Science at the Kodiak History Museum
The group of North Pacific right whales off Alaska are currently the most endangered large whale on the planet with only 31 animals left! These whales have been seen around Kodiak!
What is the scientist, Dana, doing?
Dana is collecting a samples of baleen from multiple places along the baleen plate using a drill.
What is a baleen plate?
Baleen plates grow from the upper gum of baleen whales. They are made out of keratin – the same thing as our hair and fingernails! Baleen whales use baleen plates to help filter their food. The baleen traps small animals, like zooplankton or fish, in the mouth, while allowing water to pass through.
Why is Dana collecting baleen tissue?
Baleen plates record a time-series of information about the animal in the form of elements and molecules. Just like a tree ring, baleen is deposited every year.
Dana is sampling along the baleen to reconstruct a time-series of where the whales swam and what they ate.
Why is that important?
Scientists currently do not know where N. Pacific right whales swim to in winter! They in-effect disappear for half the year!
Scientists and managers really want to know where they swim and what they eat in winter to properly protect them. Without protection, the whales are at risk of getting tangled in fishing gear or getting struck by ships depending on where they're going.
Map showing vessel traffic density for the year 2018 by season. Figure from Silber et al. (2021).
How do scientists know where whales swim using baleen?
The scientist acts like a detective with clues.

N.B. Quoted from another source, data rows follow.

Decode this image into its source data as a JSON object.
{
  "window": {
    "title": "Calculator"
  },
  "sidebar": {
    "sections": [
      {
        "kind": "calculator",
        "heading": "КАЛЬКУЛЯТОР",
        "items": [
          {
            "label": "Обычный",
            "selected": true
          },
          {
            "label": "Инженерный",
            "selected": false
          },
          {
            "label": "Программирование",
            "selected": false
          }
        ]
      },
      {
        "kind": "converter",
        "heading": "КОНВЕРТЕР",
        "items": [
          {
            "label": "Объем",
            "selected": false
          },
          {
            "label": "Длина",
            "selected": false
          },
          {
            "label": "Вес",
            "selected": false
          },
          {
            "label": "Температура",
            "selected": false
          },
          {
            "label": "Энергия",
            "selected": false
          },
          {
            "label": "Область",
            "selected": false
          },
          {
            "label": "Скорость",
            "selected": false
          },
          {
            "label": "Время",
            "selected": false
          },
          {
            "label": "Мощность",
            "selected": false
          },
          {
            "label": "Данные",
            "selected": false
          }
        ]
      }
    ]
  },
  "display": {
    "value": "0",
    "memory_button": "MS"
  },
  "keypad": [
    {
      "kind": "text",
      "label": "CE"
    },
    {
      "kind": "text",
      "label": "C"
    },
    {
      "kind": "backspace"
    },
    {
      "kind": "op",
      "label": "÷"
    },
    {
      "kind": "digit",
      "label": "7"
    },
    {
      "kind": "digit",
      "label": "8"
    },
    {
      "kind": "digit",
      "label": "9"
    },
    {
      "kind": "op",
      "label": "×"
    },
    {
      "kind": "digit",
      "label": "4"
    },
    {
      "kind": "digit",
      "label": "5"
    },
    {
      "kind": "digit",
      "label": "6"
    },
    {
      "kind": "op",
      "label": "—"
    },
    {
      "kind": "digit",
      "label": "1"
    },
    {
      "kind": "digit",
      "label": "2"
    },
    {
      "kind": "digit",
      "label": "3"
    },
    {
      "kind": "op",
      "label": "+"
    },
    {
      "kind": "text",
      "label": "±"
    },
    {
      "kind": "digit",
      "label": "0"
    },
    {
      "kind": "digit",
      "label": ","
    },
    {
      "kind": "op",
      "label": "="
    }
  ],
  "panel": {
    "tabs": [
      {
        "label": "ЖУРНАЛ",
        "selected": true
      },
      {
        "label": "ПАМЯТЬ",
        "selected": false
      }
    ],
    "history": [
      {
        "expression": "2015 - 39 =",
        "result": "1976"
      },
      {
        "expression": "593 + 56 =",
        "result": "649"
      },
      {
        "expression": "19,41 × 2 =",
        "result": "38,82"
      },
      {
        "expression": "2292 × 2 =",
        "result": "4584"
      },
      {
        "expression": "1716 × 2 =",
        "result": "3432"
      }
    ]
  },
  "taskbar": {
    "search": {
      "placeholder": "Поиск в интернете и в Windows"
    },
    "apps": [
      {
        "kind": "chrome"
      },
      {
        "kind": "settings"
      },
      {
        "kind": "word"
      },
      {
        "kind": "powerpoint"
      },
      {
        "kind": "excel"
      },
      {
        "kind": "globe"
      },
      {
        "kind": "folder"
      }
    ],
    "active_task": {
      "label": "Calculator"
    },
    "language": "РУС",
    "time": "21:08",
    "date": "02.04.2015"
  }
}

For Dana, the clue is a stable isotope value, which is a ratio of stable isotopes of an element.
Samples of baleen can be put in a machine, called an isotope ratio mass spectrometer, that separates elements based on their atomic mass (# of protons + neutrons) and provides a stable isotope ratio. Stable isotopes of different elements give scientists an idea of where the animal was swimming and what it was eating, because stable isotope vary naturally in different ecosystems based on natural processes including rainfall, water currents, and sunlight.
What is a stable isotope?
‘Stable isotopes’ are variants of an element with different numbers of neutrons. For example, nitrogen on the periodic table has seven protons and seven neutrons. This gives Nitrogen-14 an atomic mass of 14 (7 protons +7 neutrons). Nitrogen-15 also exists and has 8 neutrons and 7 protons. Because Nitrogen-15 is heavier by 1 neutron, it will cycle through food webs and ecosystems differently than Nitrogen-14. These elements are named stable, because they don’t decay with time like radioactive isotopes; instead they have been cycling throughout our world from the time our planet was formed – from me, to you, to whales, to birds, to bugs, to plants!